И, аккуратно держась за стеночку, медленно и печально сходил в уборную, по пути оценив отсутствие привычных цветов, рояля, дивана для гостей, стола с печатной машинкой и телевизора. Недолго, значит, лечусь, раз завезти не успели. Посмотрелся в зеркало — голова побрита «под ноль», но кожа вроде цела — паричок как Магомаеву (лысеет бедолага) носить не придется. Но некоторые волдыри имеют место быть. Сколько там перечисленный Виталиной «букет» исцеляется? Недели три? Вот настолько я тут и застрял в очередной раз.
Вернувшись на сдвинутую с Виталининой кровать, отдышался, подышал через маску и спросил:
— Досталось тебе?
— Федину досталось, — мягко улыбнулась она. — Ты отдыхай лучше, Сережа.
Ей-то говорить тоже больно, чего я лезу? У нас тут вариант хэпи-энда, значит и вправду можно отдыхать со спокойной душой.
Следующее пробуждение получилось почти идеальным — утром, разглядев слезящимися глазами одетую в халат и медицинскую маску — чтобы микробом на больного не дышать — сидящую в ногах маму.
Виталина уже успела одеться в спортивный костюм и отодвинуть свою кровать.

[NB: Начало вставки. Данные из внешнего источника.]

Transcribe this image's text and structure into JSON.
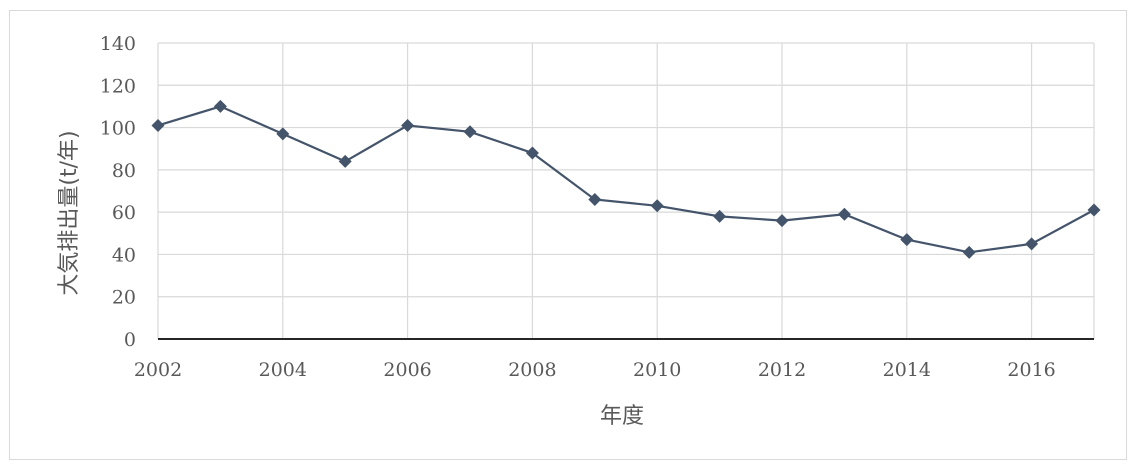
{
  "chart_data": {
    "type": "line",
    "title": "",
    "xlabel": "年度",
    "ylabel": "大気排出量(t/年)",
    "xlim": [
      2002,
      2017
    ],
    "ylim": [
      0,
      140
    ],
    "x_ticks": [
      "2002",
      "2004",
      "2006",
      "2008",
      "2010",
      "2012",
      "2014",
      "2016"
    ],
    "y_ticks": [
      "0",
      "20",
      "40",
      "60",
      "80",
      "100",
      "120",
      "140"
    ],
    "grid": true,
    "legend": "none",
    "series": [
      {
        "color": "#44546a",
        "marker": "diamond",
        "points": [
          {
            "x": 2002,
            "y": 101
          },
          {
            "x": 2003,
            "y": 110
          },
          {
            "x": 2004,
            "y": 97
          },
          {
            "x": 2005,
            "y": 84
          },
          {
            "x": 2006,
            "y": 101
          },
          {
            "x": 2007,
            "y": 98
          },
          {
            "x": 2008,
            "y": 88
          },
          {
            "x": 2009,
            "y": 66
          },
          {
            "x": 2010,
            "y": 63
          },
          {
            "x": 2011,
            "y": 58
          },
          {
            "x": 2012,
            "y": 56
          },
          {
            "x": 2013,
            "y": 59
          },
          {
            "x": 2014,
            "y": 47
          },
          {
            "x": 2015,
            "y": 41
          },
          {
            "x": 2016,
            "y": 45
          },
          {
            "x": 2017,
            "y": 61
          }
        ]
      }
    ]
  }
}
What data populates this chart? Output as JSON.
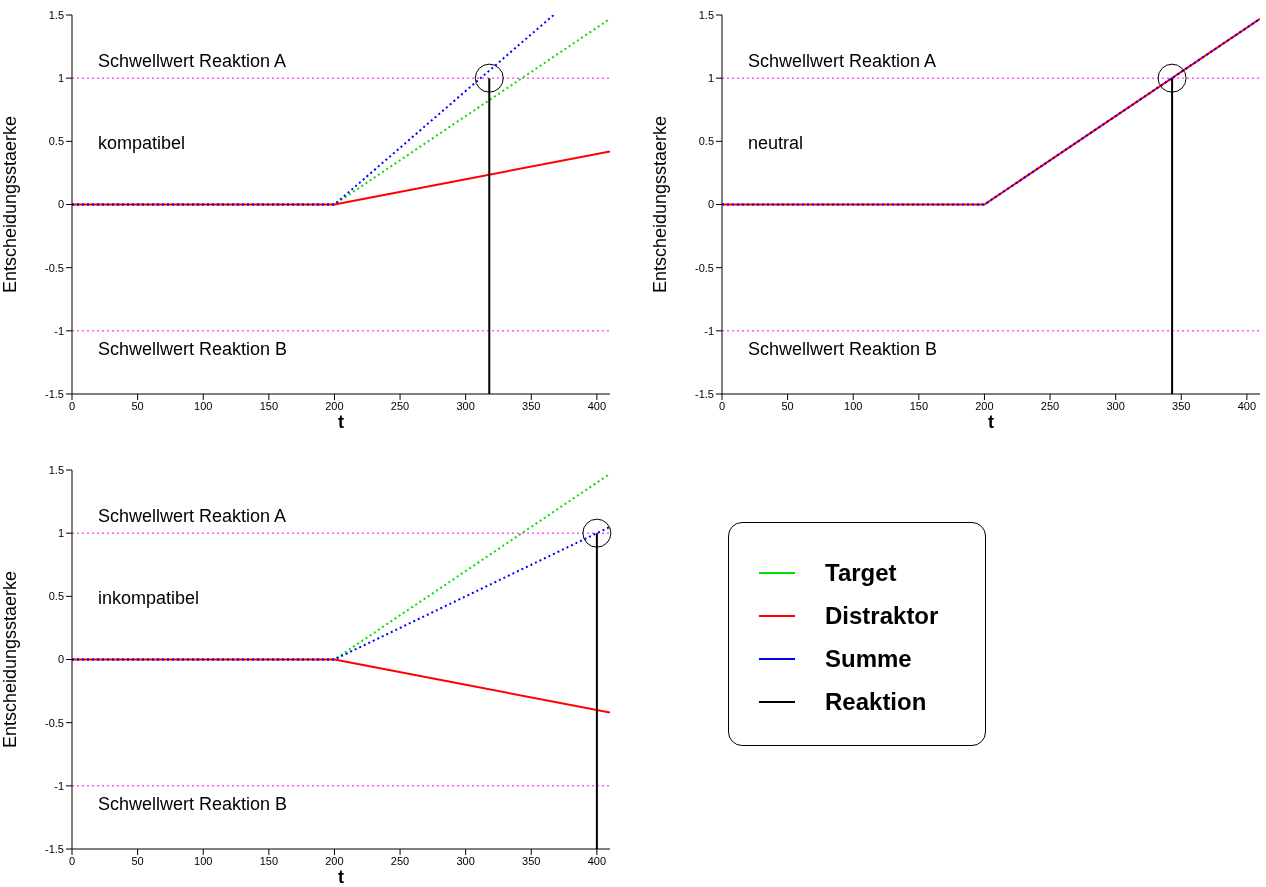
{
  "chart_data": [
    {
      "type": "line",
      "xlabel": "t",
      "ylabel": "Entscheidungsstaerke",
      "annotations": [
        "kompatibel"
      ],
      "xlim": [
        0,
        410
      ],
      "xticks": [
        0,
        50,
        100,
        150,
        200,
        250,
        300,
        350,
        400
      ],
      "ylim": [
        -1.5,
        1.5
      ],
      "yticks": [
        -1.5,
        -1,
        -0.5,
        0,
        0.5,
        1,
        1.5
      ],
      "ref_lines": [
        {
          "axis": "y",
          "value": 1,
          "label": "Schwellwert Reaktion A",
          "color": "#ff00ff",
          "line_style": "dotted"
        },
        {
          "axis": "y",
          "value": -1,
          "label": "Schwellwert Reaktion B",
          "color": "#ff00ff",
          "line_style": "dotted"
        }
      ],
      "series": [
        {
          "color": "#00e000",
          "line_style": "dotted",
          "x": [
            0,
            200,
            410
          ],
          "values": [
            0,
            0,
            1.47
          ]
        },
        {
          "color": "#ff0000",
          "line_style": "solid",
          "x": [
            0,
            200,
            410
          ],
          "values": [
            0,
            0,
            0.42
          ]
        },
        {
          "color": "#0000ff",
          "line_style": "dotted",
          "x": [
            0,
            200,
            367
          ],
          "values": [
            0,
            0,
            1.5
          ]
        },
        {
          "color": "#000000",
          "line_style": "solid",
          "x": [
            318,
            318
          ],
          "values": [
            -1.5,
            1.0
          ]
        }
      ]
    },
    {
      "type": "line",
      "xlabel": "t",
      "ylabel": "Entscheidungsstaerke",
      "annotations": [
        "neutral"
      ],
      "xlim": [
        0,
        410
      ],
      "xticks": [
        0,
        50,
        100,
        150,
        200,
        250,
        300,
        350,
        400
      ],
      "ylim": [
        -1.5,
        1.5
      ],
      "yticks": [
        -1.5,
        -1,
        -0.5,
        0,
        0.5,
        1,
        1.5
      ],
      "ref_lines": [
        {
          "axis": "y",
          "value": 1,
          "label": "Schwellwert Reaktion A",
          "color": "#ff00ff",
          "line_style": "dotted"
        },
        {
          "axis": "y",
          "value": -1,
          "label": "Schwellwert Reaktion B",
          "color": "#ff00ff",
          "line_style": "dotted"
        }
      ],
      "series": [
        {
          "color": "#ff0000",
          "line_style": "solid",
          "x": [
            0,
            200,
            410
          ],
          "values": [
            0,
            0,
            1.47
          ]
        },
        {
          "color": "#0000ff",
          "line_style": "dotted",
          "x": [
            0,
            200,
            410
          ],
          "values": [
            0,
            0,
            1.47
          ]
        },
        {
          "color": "#000000",
          "line_style": "solid",
          "x": [
            343,
            343
          ],
          "values": [
            -1.5,
            1.0
          ]
        }
      ]
    },
    {
      "type": "line",
      "xlabel": "t",
      "ylabel": "Entscheidungsstaerke",
      "annotations": [
        "inkompatibel"
      ],
      "xlim": [
        0,
        410
      ],
      "xticks": [
        0,
        50,
        100,
        150,
        200,
        250,
        300,
        350,
        400
      ],
      "ylim": [
        -1.5,
        1.5
      ],
      "yticks": [
        -1.5,
        -1,
        -0.5,
        0,
        0.5,
        1,
        1.5
      ],
      "legend": "right",
      "ref_lines": [
        {
          "axis": "y",
          "value": 1,
          "label": "Schwellwert Reaktion A",
          "color": "#ff00ff",
          "line_style": "dotted"
        },
        {
          "axis": "y",
          "value": -1,
          "label": "Schwellwert Reaktion B",
          "color": "#ff00ff",
          "line_style": "dotted"
        }
      ],
      "series": [
        {
          "name": "Target",
          "color": "#00e000",
          "line_style": "dotted",
          "x": [
            0,
            200,
            410
          ],
          "values": [
            0,
            0,
            1.47
          ]
        },
        {
          "name": "Distraktor",
          "color": "#ff0000",
          "line_style": "solid",
          "x": [
            0,
            200,
            410
          ],
          "values": [
            0,
            0,
            -0.42
          ]
        },
        {
          "name": "Summe",
          "color": "#0000ff",
          "line_style": "dotted",
          "x": [
            0,
            200,
            410
          ],
          "values": [
            0,
            0,
            1.05
          ]
        },
        {
          "name": "Reaktion",
          "color": "#000000",
          "line_style": "solid",
          "x": [
            400,
            400
          ],
          "values": [
            -1.5,
            1.0
          ]
        }
      ]
    }
  ]
}
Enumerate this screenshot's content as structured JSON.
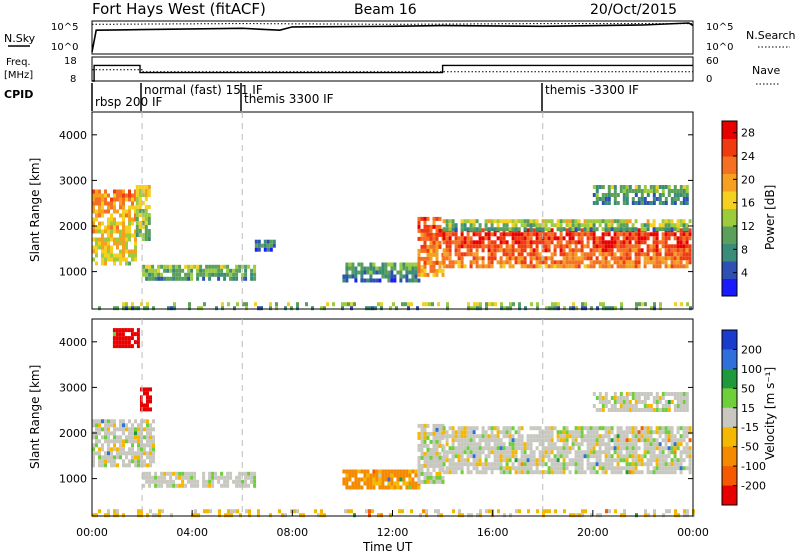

— Поросенок! — привычно нарекла меня родительница и осторожно обняла, поцеловав в щеку. — Куда лезешь вечно? Без тебя что ли не справятся? Лысая башка, дай пирожка! Болит? Давай маску уберу, — обрушила на меня шквал упреков и заботы и нажала кнопку у изголовья, вызвав врача.
Освобожденный нос ощутил жуткий запах гари — я ей, похоже, надолго пропитался.
— Все ок! — бодро улыбнулся маме и пожалел — губы треснули.
— Какой тут «ок»? — заплакала она. — Да ты в этой больнице уже чаще чем дома бываешь!
— Ты тоже.
— Молчи уже! — шикнула она. — Здравствуйте, Лев Львович, — поприветствовала лысого гладковыбритого упитанного врача.
— Снова здравствуйте, Наталья, — поздоровался он в ответ. — Доброе утро, Сергей.
— Здравствуйте, — прошипел я.
— Не утруждайся, тебе голосовые связки беречь надо, — посоветовал доктор, осмотрел мне горло и нос, пощупал лимфоузлы, послушал спину и грудь, измерил температуру и давление. — Воздержись от разговоров и резких движений, побольше пей и поменьше снимай маску, — мама тут же вернула прибор мне на лицо. — Через час приду поставлю тебе укол, а пока отдыхай.